Lohnen sich Immobilienaktien damit wieder?
Europäische Immobilienaktien werden zunehmend attraktiver, da mehrere Faktoren auf eine bevorstehende Markterholung hinweisen. Nachdem die Zinssätze in Europa ihren Höhepunkt erreicht haben könnten, wird erwartet, dass die Europäische Zentralbank 2024 die Leitzinsen senkt, was die Finanzierungskosten für Immobilienunternehmen verringern und die Investitionstätigkeit ankurbeln könnte. Der Immobilienmarkt in Europa wird voraussichtlich ein Investitionswachstum von zehn Prozent im Jahr 2024 verzeichnen, da sich die Marktwerte stabilisieren und Käufer und Verkäufer ihre Preisvorstellungen anpassen. Eine bemerkenswerte Polarisierung zeigt sich zwischen hochwertigen Vermögenswerten, wie Logistikimmobilien, Wohngebäuden und Rechenzentren, und traditionelleren Büroflächen, die möglicherweise weniger gefragt sein werden.

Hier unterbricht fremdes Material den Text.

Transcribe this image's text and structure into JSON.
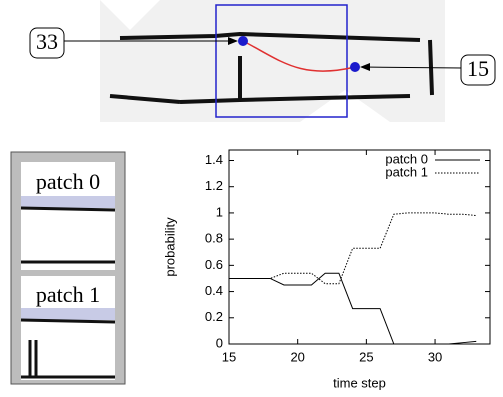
{
  "figure": {
    "map_labels": [
      "33",
      "15"
    ],
    "patch_labels": [
      "patch 0",
      "patch 1"
    ]
  },
  "chart_data": {
    "type": "line",
    "xlabel": "time step",
    "ylabel": "probability",
    "x": [
      15,
      16,
      17,
      18,
      19,
      20,
      21,
      22,
      23,
      24,
      25,
      26,
      27,
      28,
      29,
      30,
      31,
      32,
      33
    ],
    "series": [
      {
        "name": "patch 0",
        "color": "#000000",
        "dash": "solid",
        "values": [
          0.5,
          0.5,
          0.5,
          0.5,
          0.45,
          0.45,
          0.45,
          0.54,
          0.54,
          0.27,
          0.27,
          0.27,
          0,
          0,
          0,
          0,
          0,
          0.01,
          0.02
        ]
      },
      {
        "name": "patch 1",
        "color": "#000000",
        "dash": "dotted",
        "values": [
          0.5,
          0.5,
          0.5,
          0.5,
          0.54,
          0.54,
          0.54,
          0.46,
          0.46,
          0.73,
          0.73,
          0.73,
          0.99,
          1,
          1,
          1,
          0.99,
          0.99,
          0.98
        ]
      }
    ],
    "xlim": [
      15,
      34
    ],
    "xticks": [
      15,
      20,
      25,
      30
    ],
    "ylim": [
      0,
      1.48
    ],
    "yticks": [
      0,
      0.2,
      0.4,
      0.6,
      0.8,
      1,
      1.2,
      1.4
    ],
    "legend": "top-right"
  }
}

Diese Polarisierung bietet Investoren Chancen, indem sie in unterbewertete, aber stark nachgefragte Segmente investieren. Nachhaltigkeitstrends und die zunehmende Bedeutung von ESG-Kriterien erhöhen zudem den Wert von Immobilien, die diesen Standards entsprechen. Trotz geopolitischer Spannungen und Inflationsdruck bleibt die wirtschaftliche Basis in Europa stabil, unterstützt durch hohe Beschäftigungsraten und Konsumausgaben. Besonders der Logistiksektor profitiert vom E-Commerce-Boom, während Wohnimmobilien aufgrund der Knappheit an städtischem Wohnraum stark nachgefragt sind. Prognosen deuten darauf hin, dass die Gesamtrenditen für europäische Immobilien im Jahr 2024 bei 1,5 Prozent liegen könnten, mit einer stärkeren Erholung in den darauffolgenden Jahren. Insgesamt positionieren sich Immobilieninvestitionen in Europa günstig für eine positive Entwicklung, besonders wenn der Markt beginnt, sich zu stabilisieren.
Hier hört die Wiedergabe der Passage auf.